Nadler et al. (1990) reported a 65-year-old man with acute appendicitis who had strongyloidiasis and amebiasis. Hökelek et al. (1998) determined strongyloidiasis and amebiasis in a patient with ulcerative colitis. Bannon et al. (1995) and Rodrigues et al. (2001) reported SS infection with acute abdomen. Acute appendicitis and acute abdomen related with ruptured liver abscess were also reported due to amebiasis (Munoz et al, 1992; Ramdial et al 2002). Our patient had acute abdomen. Abdominal ultrasonography was normal. Clinical findings were completely resolved with antiparasitic therapy without surgical intervention. So that, although we couldn't find any article reporting giardiasis complicated with acute abdomen, we consider that besides strongyloidiasis, amebiasis and giardiasis may contribute to the development of symptoms and clinical signs of acute abdomen in our patient. To our knowledge, this is the first article reporting a case presenting acute abdomen due to a combination of strongyloidiasis, amebiasis and giardiasis.

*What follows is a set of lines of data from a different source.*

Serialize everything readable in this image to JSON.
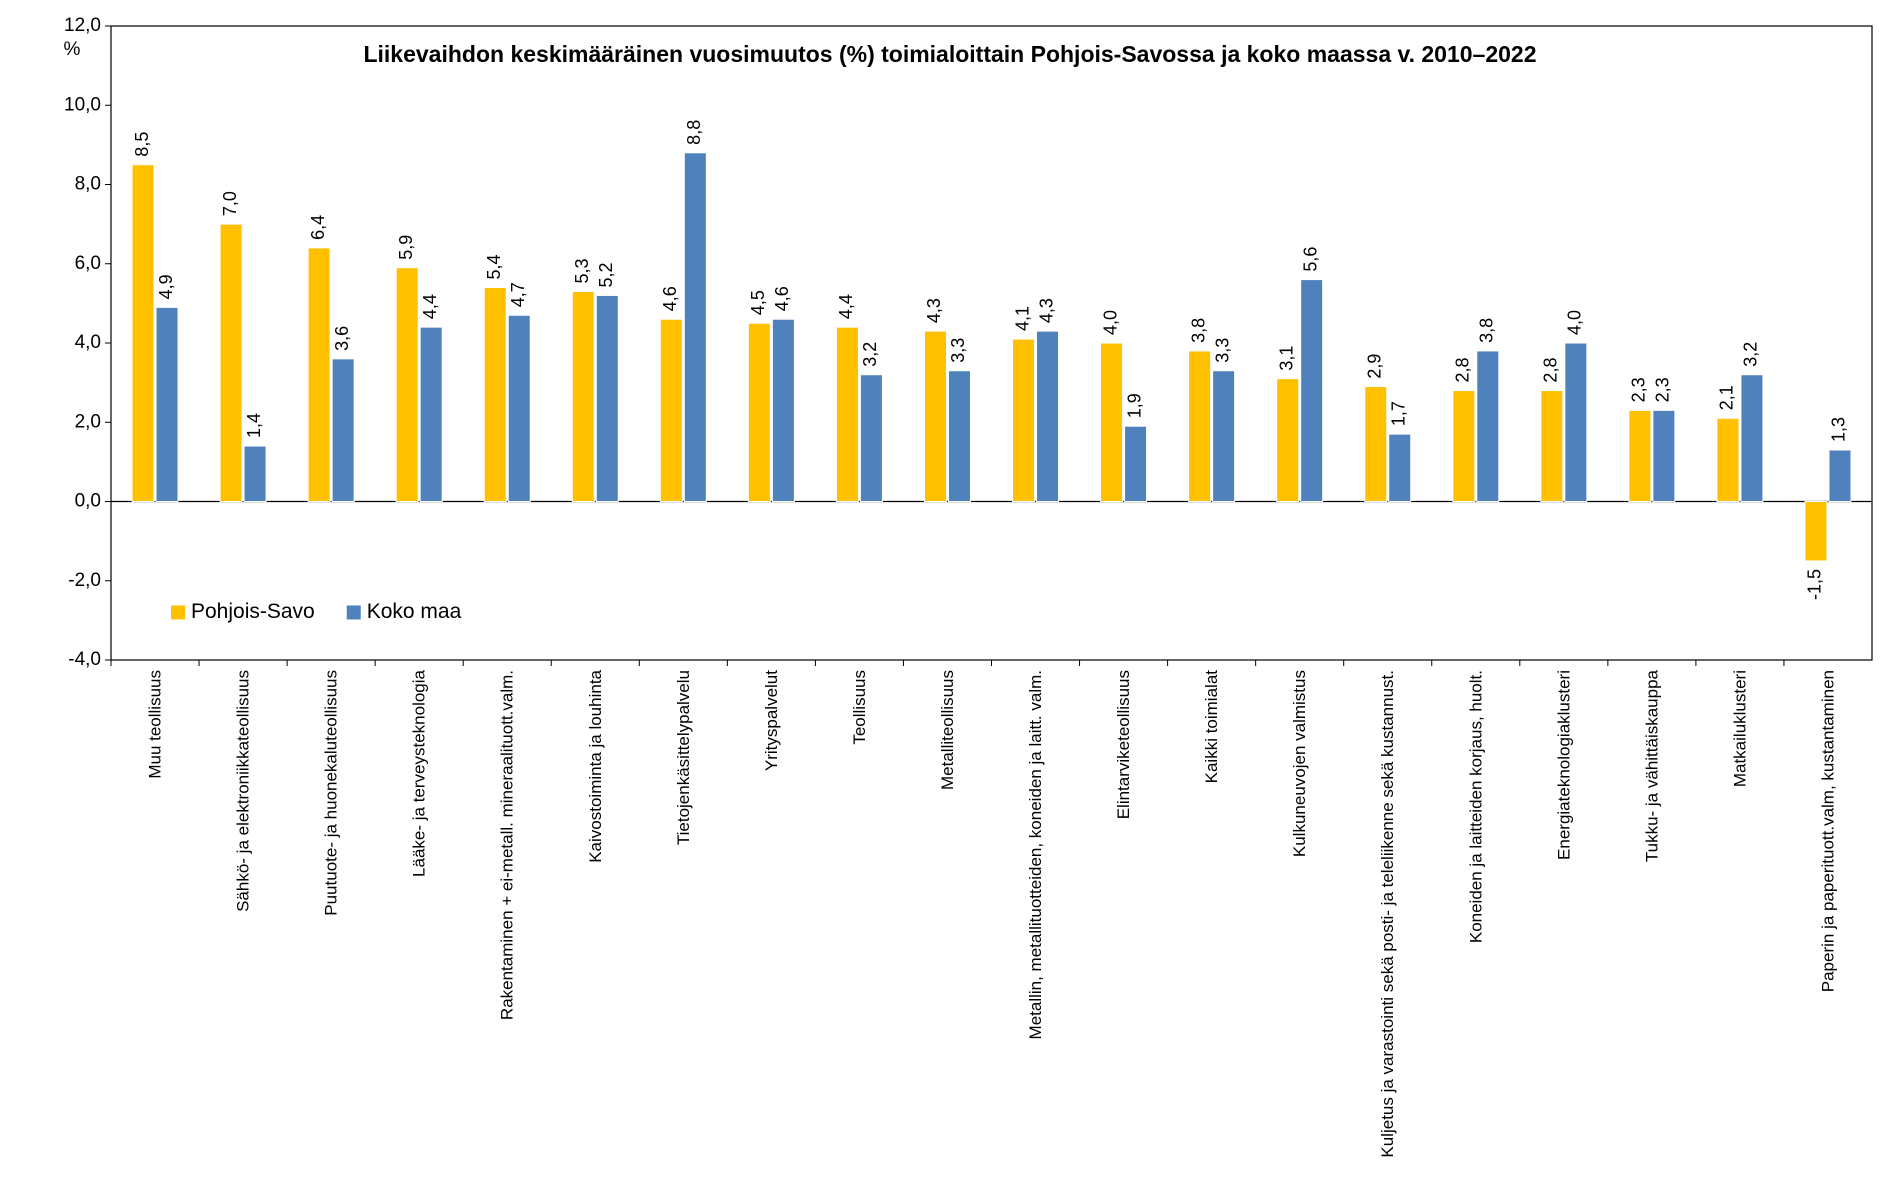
{
  "chart_data": {
    "type": "bar",
    "title": "Liikevaihdon keskimääräinen vuosimuutos (%) toimialoittain Pohjois-Savossa ja koko maassa v. 2010–2022",
    "y_unit": "%",
    "categories": [
      "Muu teollisuus",
      "Sähkö- ja elektroniikkateollisuus",
      "Puutuote- ja huonekaluteollisuus",
      "Lääke- ja terveysteknologia",
      "Rakentaminen + ei-metall. mineraalituott.valm.",
      "Kaivostoiminta ja louhinta",
      "Tietojenkäsittelypalvelu",
      "Yrityspalvelut",
      "Teollisuus",
      "Metalliteollisuus",
      "Metallin, metallituotteiden, koneiden ja laitt. valm.",
      "Elintarviketeollisuus",
      "Kaikki toimialat",
      "Kulkuneuvojen valmistus",
      "Kuljetus ja varastointi sekä posti- ja teleliikenne sekä kustannust.",
      "Koneiden ja laitteiden korjaus, huolt.",
      "Energiateknologiaklusteri",
      "Tukku- ja vähittäiskauppa",
      "Matkailuklusteri",
      "Paperin ja paperituott.valm, kustantaminen"
    ],
    "series": [
      {
        "name": "Pohjois-Savo",
        "color": "#ffc000",
        "values": [
          8.5,
          7.0,
          6.4,
          5.9,
          5.4,
          5.3,
          4.6,
          4.5,
          4.4,
          4.3,
          4.1,
          4.0,
          3.8,
          3.1,
          2.9,
          2.8,
          2.8,
          2.3,
          2.1,
          -1.5
        ],
        "value_labels": [
          "8,5",
          "7,0",
          "6,4",
          "5,9",
          "5,4",
          "5,3",
          "4,6",
          "4,5",
          "4,4",
          "4,3",
          "4,1",
          "4,0",
          "3,8",
          "3,1",
          "2,9",
          "2,8",
          "2,8",
          "2,3",
          "2,1",
          "-1,5"
        ]
      },
      {
        "name": "Koko maa",
        "color": "#4f81bd",
        "values": [
          4.9,
          1.4,
          3.6,
          4.4,
          4.7,
          5.2,
          8.8,
          4.6,
          3.2,
          3.3,
          4.3,
          1.9,
          3.3,
          5.6,
          1.7,
          3.8,
          4.0,
          2.3,
          3.2,
          1.3
        ],
        "value_labels": [
          "4,9",
          "1,4",
          "3,6",
          "4,4",
          "4,7",
          "5,2",
          "8,8",
          "4,6",
          "3,2",
          "3,3",
          "4,3",
          "1,9",
          "3,3",
          "5,6",
          "1,7",
          "3,8",
          "4,0",
          "2,3",
          "3,2",
          "1,3"
        ]
      }
    ],
    "ylim": [
      -4,
      12
    ],
    "yticks": [
      {
        "value": -4,
        "label": "-4,0"
      },
      {
        "value": -2,
        "label": "-2,0"
      },
      {
        "value": 0,
        "label": "0,0"
      },
      {
        "value": 2,
        "label": "2,0"
      },
      {
        "value": 4,
        "label": "4,0"
      },
      {
        "value": 6,
        "label": "6,0"
      },
      {
        "value": 8,
        "label": "8,0"
      },
      {
        "value": 10,
        "label": "10,0"
      },
      {
        "value": 12,
        "label": "12,0"
      }
    ],
    "grid": false,
    "legend": "lower left"
  }
}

Albendazole, thiabendazole, or ivermectin are recommended drugs for strongyloidiasis (Datry et al., 1994; Gann et al., 1994). With the treatment of albendazole and metronidazole, clinical and laboratory findings of our patient were improved. But, although he is immunocompetent and received sufficient antiparasitic therapy, a relapse of infection with SS and E. histolytica, occurred. Tsai et al. (2002) reported that the overall cure rate was 52% and overall mortality was 26% for strongyloidiasis. Although eradicating effect of albendazole was not sufficient and ivermectin is the most useful drug for the treatment of strongyloidiasis, we preferred albendazole because ivermectin is not available in Turkey (Zaha et al., 2000). After the second cure of the same therapy, the patient showed an excellent clinical response. Parasitic diseases like strongyloidiasis, amebiasis, and giardiasis are related to sanitary factors and low socio-economic status. So that, we speculated that there might be a contamination source around the patient's environment.
In this study, we treated a 12-year-old immunocompetent boy with signs of acute abdomen, who had strongyloidiasis, amebiasis and giardiaisis. Therefore, when diarrhea with signs of acute abdomen is observed, stool examinations should be performed for enteroparasitosis. This approach will prevent misdiagnosis as acute abdomen and unnecessary surgical interventions. Complete clinical improvement is possible with medical therapy.